Hacker News new | ask | show | jobs
by manrajsingh 2194 days ago
At our lab, we extensively work on problems that involve speech data. This includes tasks like speech recognition, speech scoring, emotion recognition, topic detection and speaker diarisation. Some of these tasks have public data available, while tasks like speech scoring and low-resource speech recognition, the data is fairly limited for supervised learning. Hence, we developed this annotation tool to generate corpus for our need.
2 comments

In case still not clear, it does not do the transcription, it does not. Oh Hi Mark. It asks you to manually annotate it (in case you want to prepare a training data set for your algorithm), its not an AI algorithm.
This is the most helpful comment here. I still don’t understand what the tool is for though. Up until now I assumed it would allow me to get automatic transcriptions, including breaking them down by speaker.
I was looking into that space recently and I have used otter.ai for transcriptions which gives you 6000 minutes/month for 8 USD, which is insanely cheap in that space. Their British language model is quite good as well.

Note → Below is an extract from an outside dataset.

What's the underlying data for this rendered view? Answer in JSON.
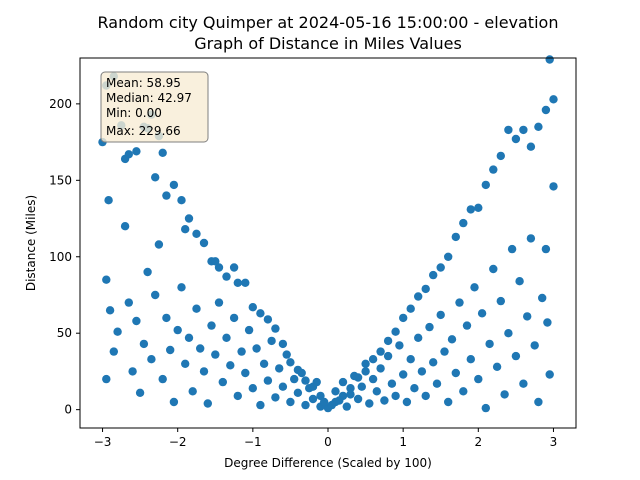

I’ve bulk exported generated srt/vtt files from my fav podcasts and using tinysearch that was posted here recently with ableplayer to provide audio full text search of my Jekyll published podcasts posts and with clickable timestamps to audio play of search phrases.

Whenever I want to know what podcaster has to say on specific subject a quick search makes such a difference!

Awesome. Thanks for the info. I look forward to trying out your suggestion.
So this tool is mostly a way to store your dataset?

Eg. doing things like force alignment should be done in other tools and use the api to put in the dataset?